There is no guarantee the baby that formed would have survived if it had been transferred alone - but, it's something that truly does mess with my head.

Then there is the fact that it's more common to miscarry twins and yada yada yada...

I was quick to opt for two embryos transferred. I don't know if I'd do that again. I was so obsessed with that extra 5% that they quote - but now I wonder if it truly IS the be-all and end-all.

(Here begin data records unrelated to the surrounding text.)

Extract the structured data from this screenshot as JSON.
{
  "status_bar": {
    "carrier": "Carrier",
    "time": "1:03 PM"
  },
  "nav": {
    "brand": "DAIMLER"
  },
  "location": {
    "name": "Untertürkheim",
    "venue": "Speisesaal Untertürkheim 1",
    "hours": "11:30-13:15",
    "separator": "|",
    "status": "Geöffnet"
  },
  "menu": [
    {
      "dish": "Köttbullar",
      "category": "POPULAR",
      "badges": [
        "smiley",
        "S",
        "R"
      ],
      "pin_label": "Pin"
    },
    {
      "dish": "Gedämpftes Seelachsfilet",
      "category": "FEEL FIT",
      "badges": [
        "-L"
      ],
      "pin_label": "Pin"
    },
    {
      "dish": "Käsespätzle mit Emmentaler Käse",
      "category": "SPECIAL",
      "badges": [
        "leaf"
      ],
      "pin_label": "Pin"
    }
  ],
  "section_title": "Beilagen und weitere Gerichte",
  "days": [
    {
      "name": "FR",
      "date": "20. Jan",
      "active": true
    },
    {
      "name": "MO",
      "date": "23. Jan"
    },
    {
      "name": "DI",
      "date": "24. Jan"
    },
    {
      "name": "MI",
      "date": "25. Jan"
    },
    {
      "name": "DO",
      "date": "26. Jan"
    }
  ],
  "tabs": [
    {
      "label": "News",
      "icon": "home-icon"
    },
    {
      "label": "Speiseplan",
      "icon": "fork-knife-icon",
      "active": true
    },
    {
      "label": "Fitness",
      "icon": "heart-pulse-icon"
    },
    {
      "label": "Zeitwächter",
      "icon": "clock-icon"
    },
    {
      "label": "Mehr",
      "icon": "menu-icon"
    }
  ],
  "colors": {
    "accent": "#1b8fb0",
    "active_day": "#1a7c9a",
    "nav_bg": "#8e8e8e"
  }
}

There are always risks. There are plenty of people who go through IVF and successfully carry twins. There are a few on here. I suppose I was unlucky in that sense, but it is good to know the pros and cons beforehand. If I do this again and there IS one perfect embryo, I'm getting just the one transferred. But, I was like most people beforehand, always preferring two. Like I said, hindsight is a wonderful thing...
 
Hi hun,

I am a twin myself and have always wanted twins but it usually skips a generation - so I have always had the little thought in my head that I will get twins through IVF and then I can look back and say 'see - all that pain and crap we went through - that was so I could get twins' - so I elected for two good embryos to be put back in. Yet - despite both being well developed neither of them took.
I am glad that I put the two in - cos I think if I had only put back 1 I would now be sitting here wondering that if i had had two would it have made a difference - I know that Chocci wishes she had had two cos her perfect embryo didnt implant in her SET. SO i suppose you need to know what you would regret more.

Esp beacuse me and DH are unexplained i wanted to put back in two - cos I just have no idea of why it hasnt happened for us - and do worry that we have had fertilised eggs naturally before - but for some reason they don't implant.

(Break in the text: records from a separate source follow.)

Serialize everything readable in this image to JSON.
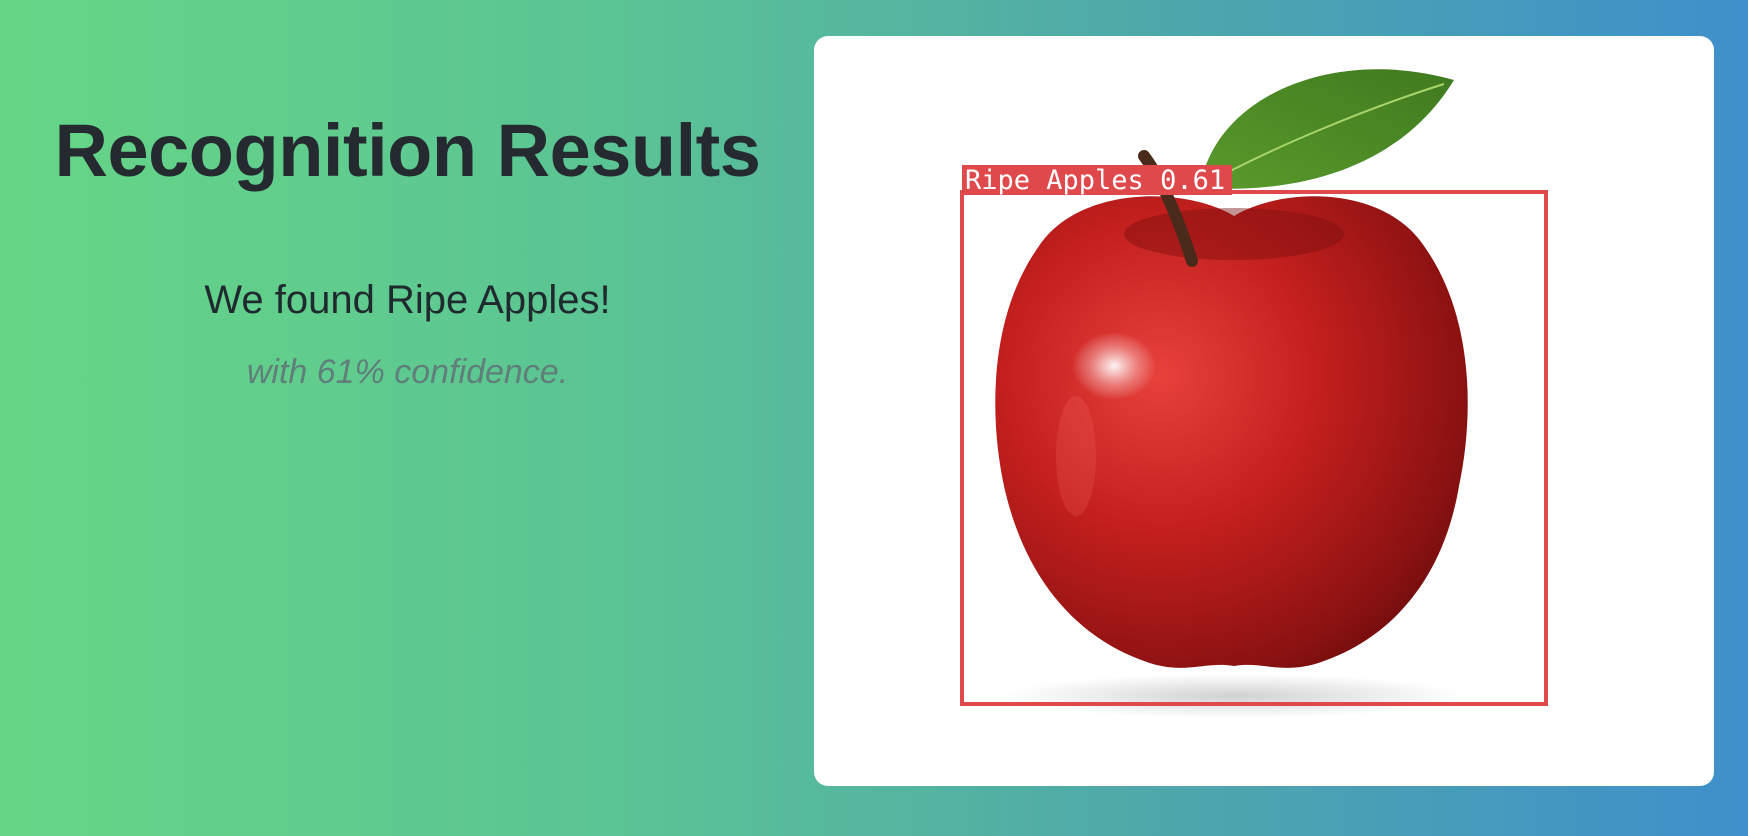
{
  "header": {
    "title": "Recognition Results"
  },
  "result": {
    "found_prefix": "We found ",
    "found_label": "Ripe Apples!",
    "confidence_text": "with 61% confidence."
  },
  "image": {
    "detection_label": "Ripe Apples 0.61",
    "box_color": "#e0494b"
  }
}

Its such a difficult and personal decision - and I agree with the other girls that you dont always know till you see the quality of the embies anyway.

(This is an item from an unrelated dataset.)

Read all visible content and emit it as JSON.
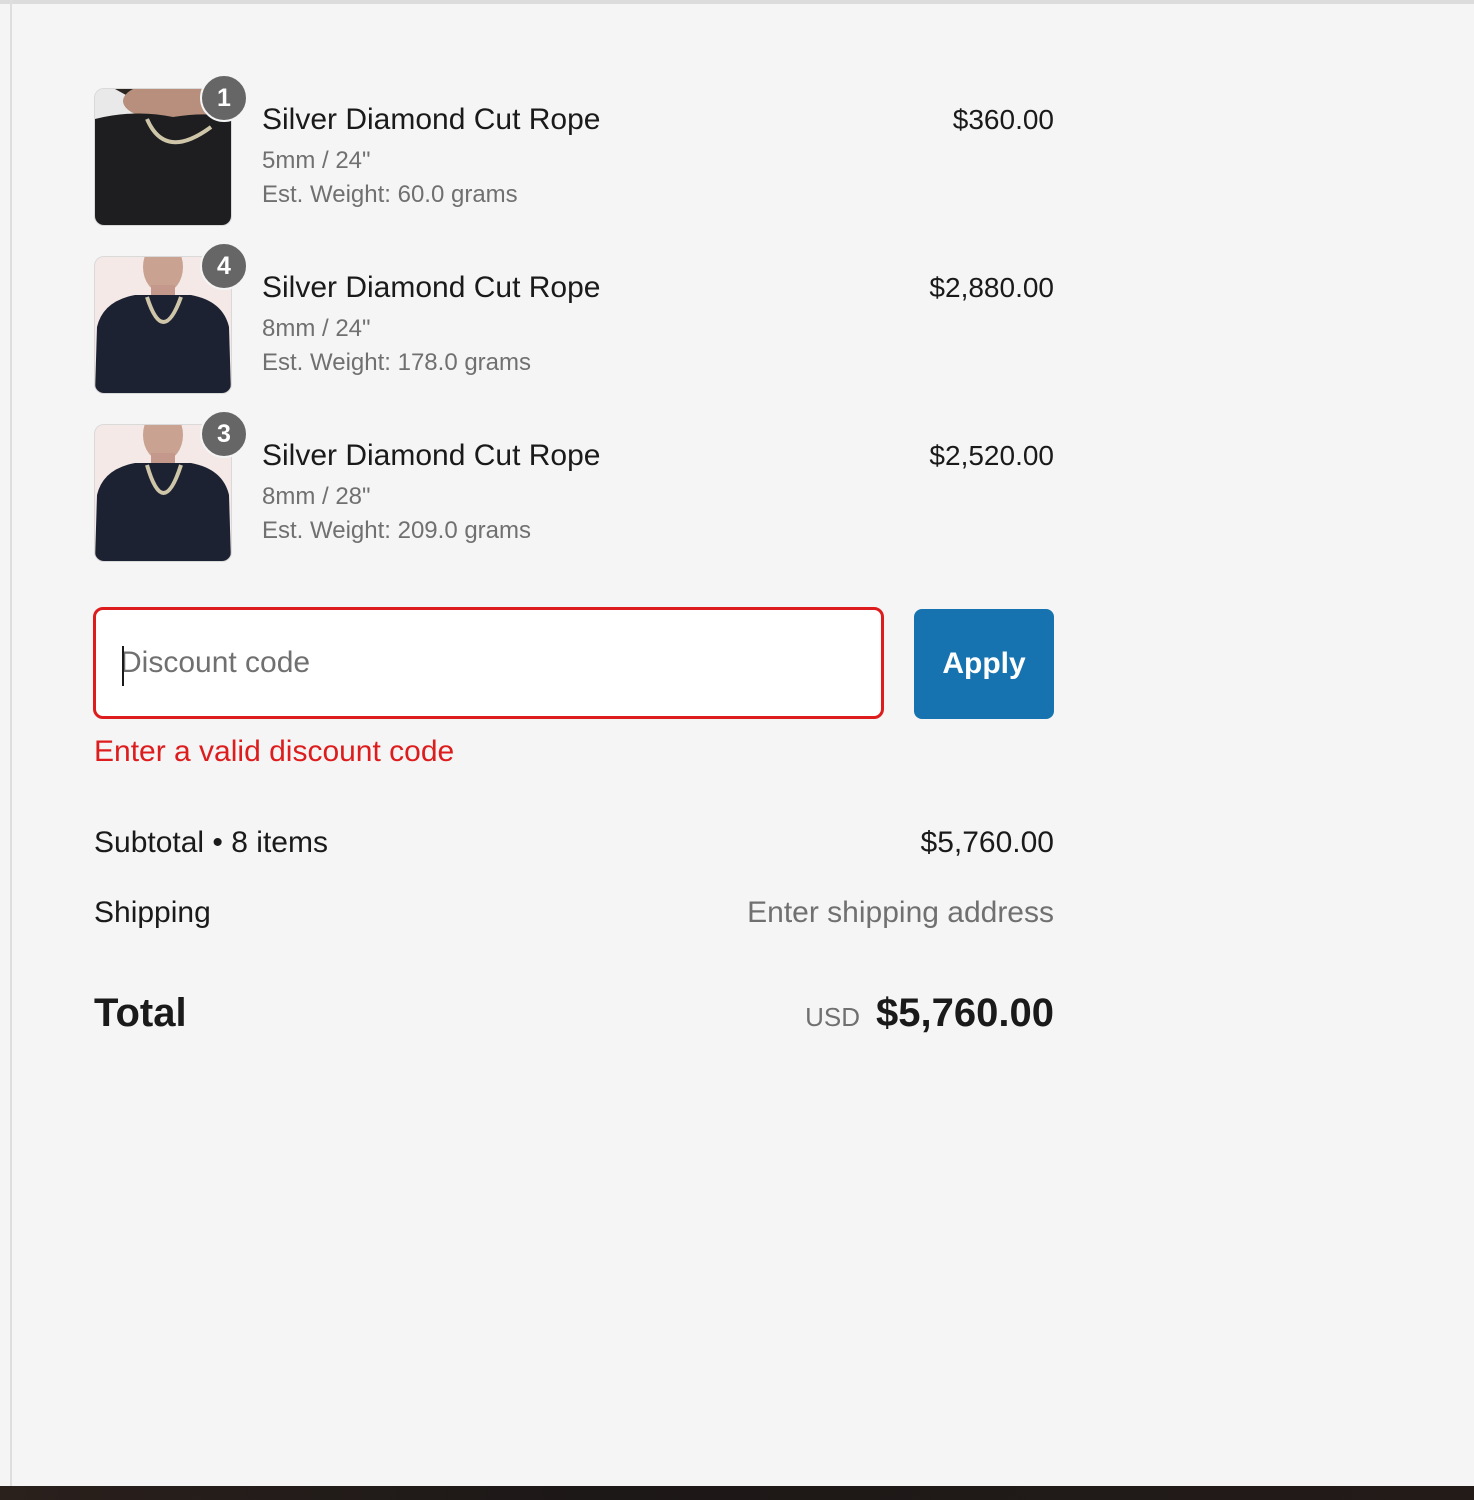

As for me - next time - if would they let me I would put everything i have back in there - cos if you throw enough crap at a wall somethings gotta stick right?:shrug:

Bx x :hugs:
 
CS and Bec, thanks so much for your replies. Like you say it's a case of which "what if" could we live with if something went wrong. I think we'll stick with one until we get the embryologist report and if there is no "perfect" one then we'll take their advice on 2.

xx
 
Good plan, some of the replies, especially CS's have made me rethink a bit my views. Its really tough but I have some time to think about it. Only a few days now before you start sniffing!!
 
I'm an injector, not a sniffer!!

x
 
is that once a day? would prefer that to having to remember to sniff at exact times. Only 5 days now and 9 for me! well 11 for sniffing and 9 for Noristerone (or whatever its called, but it regulates my cycle and ensures I bleed when am supposed to). Sorry this is the SET thread and not IVF Clover thread. Have a nice day.
 
Yep, buserelin once a day at same time. xx
 
Same here two in - none out :)

I fought them for the two. They were perfect and they claimed I was young and were reluctant, I wanted 3 in if possible, I would have rather had multiples than had to go through it again. They wouldn't hear of it. We have three more cycles. I'll fight for 2 or even 3 every step of the way and hope to God we get to have it. You've had some good advice here and making a decision this early may not be what you need.... take your time and see how you feel closer to the date, it will come to you. Good luck!